Achat, revente, entretien, modifications : ce que les contrats permettent — et ce que les rumeurs inventent



Réponse courte : non. Acheter une Ferrari ne place pas son propriétaire sous une tutelle privée du constructeur. Le pouvoir réel de Ferrari est surtout commercial : la marque choisit les bénéficiaires de certaines séries rares, encadre ses garanties et certifications, et valorise l’historique suivi dans son réseau. Cela ne revient ni à conserver un droit de propriété sur la voiture vendue, ni à interdire en bloc la revente, la couleur rose, l’entretien indépendant ou la piste.


Les réseaux sociaux prêtent à Ferrari un véritable « code du propriétaire » : interdiction de revendre pendant un an, obligation d’avoir déjà possédé plusieurs modèles, défense de repeindre la carrosserie, entretien exclusivement dans le réseau, bannissement en cas de critique et même reprise forcée du véhicule. Présentées comme des conditions générales d’utilisation, ces affirmations mélangent pourtant des réalités juridiques très différentes.


Première précision : une automobile n’est pas normalement acquise sous les « CGU » du site Ferrari. Les mentions légales et conditions numériques de Ferrari régissent notamment ses sites et services en ligne ; l’achat du véhicule, lui, repose sur un bon de commande et les conditions de vente du distributeur, complétés par le carnet de garantie, le programme d’entretien et, le cas échéant, des annexes propres au modèle. La clause réellement signée compte davantage que la rumeur — et davantage aussi qu’une pratique commerciale racontée sur Internet.[1]


Les principales rumeurs, en une page

RUMEUR

CE QUI EST ÉTABLI

EN PRATIQUE

« Il faut déjà posséder cinq Ferrari pour en acheter une. »

Faux pour les modèles de série. Une relation antérieure peut en revanche peser dans l’attribution d’une série limitée.

Accès commercial, pas incapacité juridique d’acheter.

« Toute revente rapide est interdite. »

Aucune interdiction générale et publique ne ressort des documents consultés. Une clause particulière peut exister sur un modèle rare.

Lire le contrat signé, modèle par modèle.

« Ferrari interdit le rose et toute personnalisation. »

La marque peut refuser une configuration d’usine. Après la vente, la modification reste possible sous réserve de la réglementation, de la garantie et des droits de marque.

Liberté réelle, mais conséquences techniques et patrimoniales possibles.

« Un entretien hors réseau annule toute garantie. »

Faux en termes absolus. Le droit européen encadre ce type de condition ; un refus suppose notamment un lien entre la panne et un entretien ou une pièce défectueuse.

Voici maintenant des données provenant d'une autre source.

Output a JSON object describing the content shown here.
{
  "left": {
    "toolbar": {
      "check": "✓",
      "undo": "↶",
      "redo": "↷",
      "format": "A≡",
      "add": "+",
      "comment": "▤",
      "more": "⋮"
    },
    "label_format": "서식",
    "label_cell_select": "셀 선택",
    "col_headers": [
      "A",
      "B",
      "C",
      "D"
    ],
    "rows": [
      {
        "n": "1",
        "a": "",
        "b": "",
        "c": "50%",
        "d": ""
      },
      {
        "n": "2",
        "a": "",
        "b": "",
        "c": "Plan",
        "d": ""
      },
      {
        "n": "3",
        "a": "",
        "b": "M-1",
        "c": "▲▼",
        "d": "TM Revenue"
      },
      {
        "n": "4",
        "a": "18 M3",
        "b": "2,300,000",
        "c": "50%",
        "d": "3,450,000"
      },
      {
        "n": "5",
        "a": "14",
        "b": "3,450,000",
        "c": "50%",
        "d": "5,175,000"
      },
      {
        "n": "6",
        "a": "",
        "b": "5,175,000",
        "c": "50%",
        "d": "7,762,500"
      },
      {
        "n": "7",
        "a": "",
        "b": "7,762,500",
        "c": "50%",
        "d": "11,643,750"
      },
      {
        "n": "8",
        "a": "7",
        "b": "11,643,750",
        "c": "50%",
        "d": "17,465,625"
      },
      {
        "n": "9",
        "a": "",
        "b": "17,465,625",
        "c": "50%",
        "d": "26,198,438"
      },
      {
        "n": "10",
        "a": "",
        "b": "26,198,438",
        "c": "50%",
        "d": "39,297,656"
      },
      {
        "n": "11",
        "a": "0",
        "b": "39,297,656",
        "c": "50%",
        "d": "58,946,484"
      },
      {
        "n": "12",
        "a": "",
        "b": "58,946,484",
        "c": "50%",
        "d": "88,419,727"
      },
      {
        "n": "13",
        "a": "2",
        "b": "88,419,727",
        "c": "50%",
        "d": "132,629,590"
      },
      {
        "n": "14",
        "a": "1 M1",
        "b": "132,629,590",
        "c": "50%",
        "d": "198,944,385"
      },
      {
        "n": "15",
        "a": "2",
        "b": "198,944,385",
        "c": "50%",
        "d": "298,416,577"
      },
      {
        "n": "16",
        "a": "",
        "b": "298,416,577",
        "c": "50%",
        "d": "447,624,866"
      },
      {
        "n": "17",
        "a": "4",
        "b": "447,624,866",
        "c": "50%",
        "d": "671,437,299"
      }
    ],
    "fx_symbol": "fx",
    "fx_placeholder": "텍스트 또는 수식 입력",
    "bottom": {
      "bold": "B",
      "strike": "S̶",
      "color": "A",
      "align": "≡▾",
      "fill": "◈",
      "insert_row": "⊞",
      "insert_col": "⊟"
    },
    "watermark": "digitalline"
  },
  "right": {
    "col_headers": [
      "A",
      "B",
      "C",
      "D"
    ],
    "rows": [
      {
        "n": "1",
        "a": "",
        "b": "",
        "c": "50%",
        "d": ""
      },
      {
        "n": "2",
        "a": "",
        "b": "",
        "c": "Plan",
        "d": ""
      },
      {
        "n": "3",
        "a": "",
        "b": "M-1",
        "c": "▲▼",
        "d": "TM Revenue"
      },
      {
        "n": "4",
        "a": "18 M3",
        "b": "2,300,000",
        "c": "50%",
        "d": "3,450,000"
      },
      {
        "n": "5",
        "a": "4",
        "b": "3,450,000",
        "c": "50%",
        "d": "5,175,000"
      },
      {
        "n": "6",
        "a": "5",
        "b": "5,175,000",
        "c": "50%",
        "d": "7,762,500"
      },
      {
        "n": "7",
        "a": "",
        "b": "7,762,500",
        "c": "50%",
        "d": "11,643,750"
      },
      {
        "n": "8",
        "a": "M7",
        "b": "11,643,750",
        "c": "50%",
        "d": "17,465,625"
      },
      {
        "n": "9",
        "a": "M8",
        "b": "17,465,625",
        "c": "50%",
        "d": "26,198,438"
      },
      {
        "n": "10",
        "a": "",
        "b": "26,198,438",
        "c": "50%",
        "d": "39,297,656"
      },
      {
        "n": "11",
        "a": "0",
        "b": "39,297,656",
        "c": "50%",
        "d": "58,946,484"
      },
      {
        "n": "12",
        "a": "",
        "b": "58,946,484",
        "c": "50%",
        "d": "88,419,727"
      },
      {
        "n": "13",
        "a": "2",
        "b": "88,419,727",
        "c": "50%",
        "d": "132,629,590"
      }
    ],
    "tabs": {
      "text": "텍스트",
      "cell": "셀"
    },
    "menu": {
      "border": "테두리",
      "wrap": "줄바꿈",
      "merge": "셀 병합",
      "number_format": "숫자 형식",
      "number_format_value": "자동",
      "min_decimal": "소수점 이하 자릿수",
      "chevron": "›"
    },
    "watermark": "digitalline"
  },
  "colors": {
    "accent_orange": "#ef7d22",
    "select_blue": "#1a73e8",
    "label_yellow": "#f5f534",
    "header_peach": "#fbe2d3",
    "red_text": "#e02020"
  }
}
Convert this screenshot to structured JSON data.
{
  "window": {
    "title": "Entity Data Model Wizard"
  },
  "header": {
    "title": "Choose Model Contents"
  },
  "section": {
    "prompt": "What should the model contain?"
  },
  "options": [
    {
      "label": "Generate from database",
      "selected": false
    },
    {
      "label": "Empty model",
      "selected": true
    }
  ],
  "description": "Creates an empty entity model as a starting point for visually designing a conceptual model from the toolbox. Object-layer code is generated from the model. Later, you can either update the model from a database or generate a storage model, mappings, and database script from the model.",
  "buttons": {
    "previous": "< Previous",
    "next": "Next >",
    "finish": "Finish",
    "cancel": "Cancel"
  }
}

Conserver factures, spécifications et preuve du respect du plan.

« La piste est toujours interdite. »

Faux : Ferrari organise elle-même des activités de conduite sur circuit. Certaines extensions de garantie peuvent toutefois exclure la compétition ou l’usage piste.

Vérifier le livret applicable au véhicule.

« Ferrari peut confisquer la voiture ou blacklister son propriétaire. »

Pas de confiscation sans fondement contractuel ou judiciaire. La « blacklist » désigne surtout la perte d’accès à de futures allocations.

Sanction commerciale possible ; dépossession automatique, non.



I. Ferrari maîtrise l’accès à certaines voitures, pas la propriété privée après la vente


A. Un premier achat reste possible ; les séries rares relèvent d’une sélection


L’idée selon laquelle un nouveau client devrait obligatoirement avoir déjà possédé trois, cinq ou dix Ferrari est inexacte. Les modèles de la gamme courante peuvent être commandés par un primo-acquéreur, sous réserve de la disponibilité, du calendrier de production et de l’acceptation de la commande par le distributeur. Un guide publié par un distributeur agréé Ferrari le dit sans détour : aucune relation préalable avec la marque n’est nécessaire pour les modèles de série en production.[2]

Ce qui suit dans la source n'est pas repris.